Customer Segmentation with PCA

4 min readOct 8, 2019

This is project of the Udacity Data Scientist Nanodegree . You can find the details for the project on github.

Using unsupervised learning techniques of Principal Component Analysis (PCA) and KMeans to identify customer segments of the German population that were popular or less popular with a mail-order sales in Germany.

The Dataset

The data is provided by Bertelsmann partners AZ Direct and Arvato Financial Solution. There are two dataset provided first was demographic data for the general population of Germany and the second dataset was demographic data for customers of a mail-order company. Both dataset consists of 85 different features.

Data Wrangling

The data was quite messy and some was irrelevant.
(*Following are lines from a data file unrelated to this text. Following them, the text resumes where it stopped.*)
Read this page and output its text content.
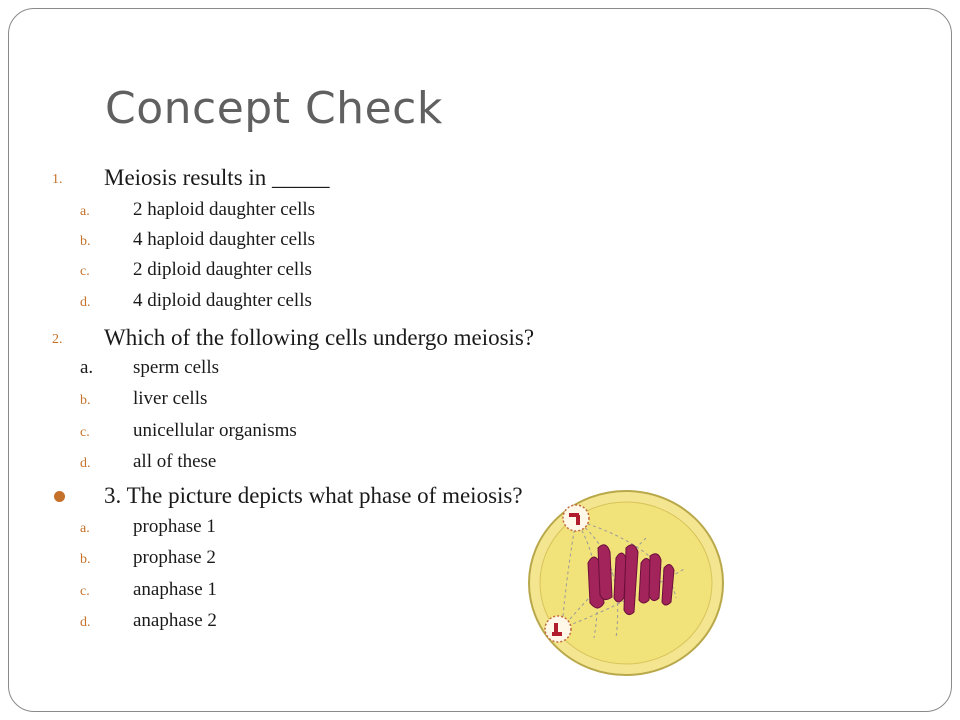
Concept Check
1. Meiosis results in _____
a. 2 haploid daughter cells
b. 4 haploid daughter cells
c. 2 diploid daughter cells
d. 4 diploid daughter cells
2. Which of the following cells undergo meiosis?
a. sperm cells
b. liver cells
c. unicellular organisms
d. all of these
3. The picture depicts what phase of meiosis?
a. prophase 1
b. prophase 2
c. anaphase 1
d. anaphase 2
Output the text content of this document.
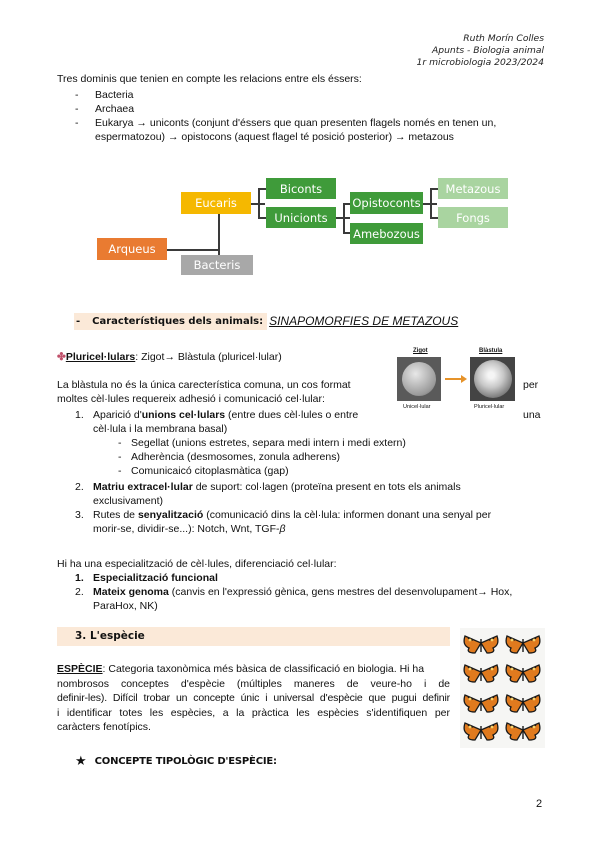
Ruth Morín Colles
Apunts - Biologia animal
1r microbiologia 2023/2024
Tres dominis que tenien en compte les relacions entre els éssers:
- Bacteria
- Archaea
- Eukarya → uniconts (conjunt d'éssers que quan presenten flagels només en tenen un,
espermatozou) → opistocons (aquest flagel té posició posterior) → metazous
Eucaris
Biconts
Unicionts
Opistoconts
Amebozous
Metazous
Fongs
Arqueus
Bacteris
-	Característiques dels animals: SINAPOMORFIES DE METAZOUS
✤Pluricel·lulars: Zigot→ Blàstula (pluricel·lular)	Zigot	Blàstula
Unicel·lular	Pluricel·lular
La blàstula no és la única carecterística comuna, un cos format	per
moltes cèl·lules requereix adhesió i comunicació cel·lular:
1. Aparició d'unions cel·lulars (entre dues cèl·lules o entre
cèl·lula i la membrana basal)
- Segellat (unions estretes, separa medi intern i medi extern)
- Adherència (desmosomes, zonula adherens)
- Comunicaicó citoplasmàtica (gap)
2. Matriu extracel·lular de suport: col·lagen (proteïna present en tots els animals
exclusivament)
3. Rutes de senyalització (comunicació dins la cèl·lula: informen donant una senyal per
morir-se, dividir-se...): Notch, Wnt, TGF-β
una
Hi ha una especialització de cèl·lules, diferenciació cel·lular:
1. Especialització funcional
2. Mateix genoma (canvis en l'expressió gènica, gens mestres del desenvolupament→ Hox,
ParaHox, NK)
3. L'espècie
ESPÈCIE: Categoria taxonòmica més bàsica de classificació en biologia. Hi ha
nombrosos conceptes d'espècie (múltiples maneres de veure-ho i de
definir-les). Difícil trobar un concepte únic i universal d'espècie que pugui definir
i identificar totes les espècies, a la pràctica les espècies s'identifiquen per
caràcters fenotípics.
★ CONCEPTE TIPOLÒGIC D'ESPÈCIE:
2
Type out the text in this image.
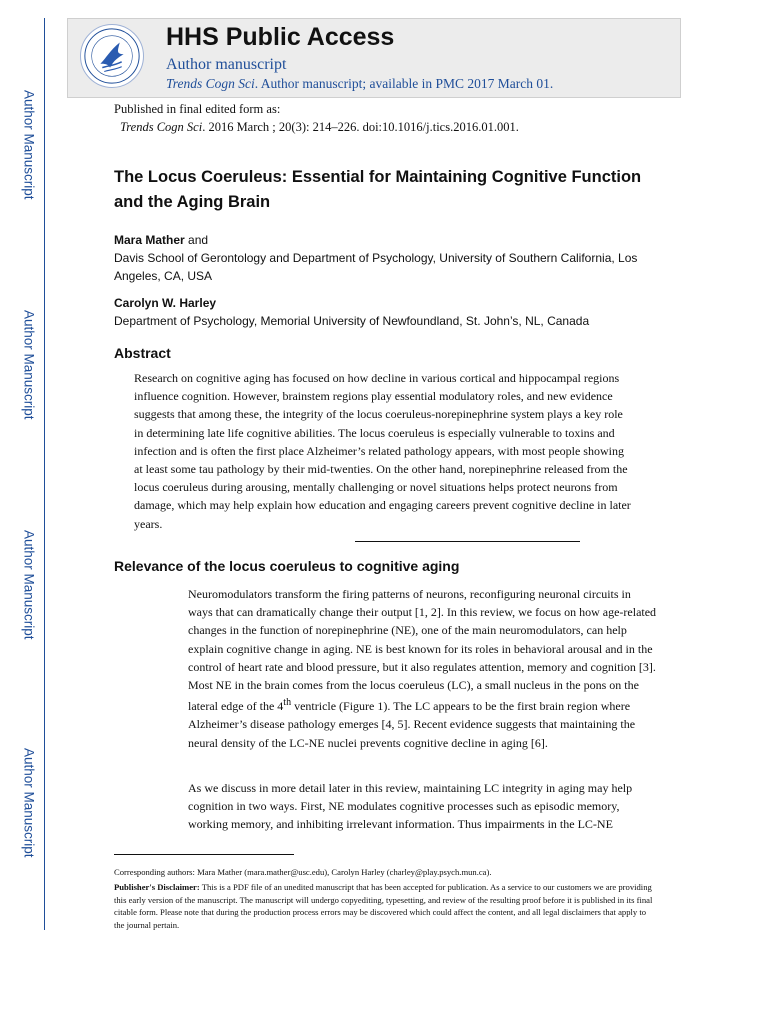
Author Manuscript
Author Manuscript
Author Manuscript
Author Manuscript
HHS Public Access
Author manuscript
Trends Cogn Sci. Author manuscript; available in PMC 2017 March 01.
Published in final edited form as:
Trends Cogn Sci. 2016 March ; 20(3): 214–226. doi:10.1016/j.tics.2016.01.001.
The Locus Coeruleus: Essential for Maintaining Cognitive Function and the Aging Brain
Mara Mather and
Davis School of Gerontology and Department of Psychology, University of Southern California, Los Angeles, CA, USA
Carolyn W. Harley
Department of Psychology, Memorial University of Newfoundland, St. John’s, NL, Canada
Abstract
Research on cognitive aging has focused on how decline in various cortical and hippocampal regions influence cognition. However, brainstem regions play essential modulatory roles, and new evidence suggests that among these, the integrity of the locus coeruleus-norepinephrine system plays a key role in determining late life cognitive abilities. The locus coeruleus is especially vulnerable to toxins and infection and is often the first place Alzheimer’s related pathology appears, with most people showing at least some tau pathology by their mid-twenties. On the other hand, norepinephrine released from the locus coeruleus during arousing, mentally challenging or novel situations helps protect neurons from damage, which may help explain how education and engaging careers prevent cognitive decline in later years.
Relevance of the locus coeruleus to cognitive aging
Neuromodulators transform the firing patterns of neurons, reconfiguring neuronal circuits in ways that can dramatically change their output [1, 2]. In this review, we focus on how age-related changes in the function of norepinephrine (NE), one of the main neuromodulators, can help explain cognitive change in aging. NE is best known for its roles in behavioral arousal and in the control of heart rate and blood pressure, but it also regulates attention, memory and cognition [3]. Most NE in the brain comes from the locus coeruleus (LC), a small nucleus in the pons on the lateral edge of the 4th ventricle (Figure 1). The LC appears to be the first brain region where Alzheimer’s disease pathology emerges [4, 5]. Recent evidence suggests that maintaining the neural density of the LC-NE nuclei prevents cognitive decline in aging [6].
As we discuss in more detail later in this review, maintaining LC integrity in aging may help cognition in two ways. First, NE modulates cognitive processes such as episodic memory, working memory, and inhibiting irrelevant information. Thus impairments in the LC-NE
Corresponding authors: Mara Mather (mara.mather@usc.edu), Carolyn Harley (charley@play.psych.mun.ca).
Publisher's Disclaimer: This is a PDF file of an unedited manuscript that has been accepted for publication. As a service to our customers we are providing this early version of the manuscript. The manuscript will undergo copyediting, typesetting, and review of the resulting proof before it is published in its final citable form. Please note that during the production process errors may be discovered which could affect the content, and all legal disclaimers that apply to the journal pertain.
We need converting and mapping the data to appropriate format for data analytics.

First we deal with missing values in the dataset by dropping variables and rows with extremely high frequencies of missing values.
Next we need convert categorical variables to binary variables by using one-hot encoded features.
Then we identify mixed-type features and engineer new features because some variables that had more than two different piece of information.
We use Use StandardScaler to scale each feature to mean 0 and standard deviation 1.

PCA — Dimensionality Reduction

The main idea of principal component analysis (PCA) is to reduce the dimensionality of a data set consisting of many variables correlated with each other while retaining the variation present in the dataset.

The results of the PCA, we can observe the relative variance in the data is captured along each component.

The PCA shows that first component which is the first blue bar got 16.2% the highest variance explained. Then the next component which explain the next highest percentage of variance. Total 71 components to capture all of the variance in the data. However, we’ll not use all the 71 components for 100% of our variance but we’ll use 30 components. Let see the plot below:

This plot tells us that selecting 30 components we can preserve something around 80% of the total variance of the data.

Interpret Principal Components

We’ll show the top 5 weights of the variable on the first component to interpret their relationship, what a positive or negative value indicates.

Here’s the result:

Top 5 Positive Feature
CAMEO_DEUG_2015 (urban working class)
PLZ8_ANTG3 (Number of 6–10 family houses in the PLZ8 region)
CAMEO_INTL_2015_WEALTH ( High positive: more likely poor)
EWDICHTE (Density of households per square kilometer)
ORTSGR_KLS9 (Size of community)
Top 5 Negative Feature
FINANZ_MINIMALIST (Low financial interest)
KBA05_ANTG1 (Number of 1–2 family houses in the microcell)
MOBI_REGIO (High Movement patterns)
LP_STATUS_FEIN (Low social status, fine scale)
LP_STATUS_GROB (Low social status, rough scale)

Positive means that these features are likely to be high where negative means that these features are likely to be low.

The result shows that the first component is urban people with lower financial interest and income.

K-Means Analysis

We apply k-means clustering to the dataset and use the average within-cluster distances from each point to their assigned cluster’s centroid to decide on a number of clusters to keep.

This plot shows us the amount k-mean scores associated with each number of clusters. We decided to choose 14 because after 14 clusters, the scores does not decrease much than before.

Then, we compared the relative proportions of each clusters between the demographics and the customer data.

As we can see the cluster 1, 3 and 10 are significantly over-represented where cluster 2, 5 and 8 significantly underrepresented.

For cluster 1 (over-represented):

Estimated age around 30-60 years of age
High for dutiful
High for traditional
Higher for sparer and investor
Low for ‘be prepared’
Low for sensual minded

For cluster 2 (underrepresented):

Between 20 and 30
High for financial minimalist
Living in big cities
More households in community
Low interest in money saving
Low household net income
Low wealth

Cluster 1 is an over-represented segment, they seen more attracted in purchasing by mail order sales. It also seems reasonable that older generation are more likely to be customers in traditional way of shopping compare to youngster.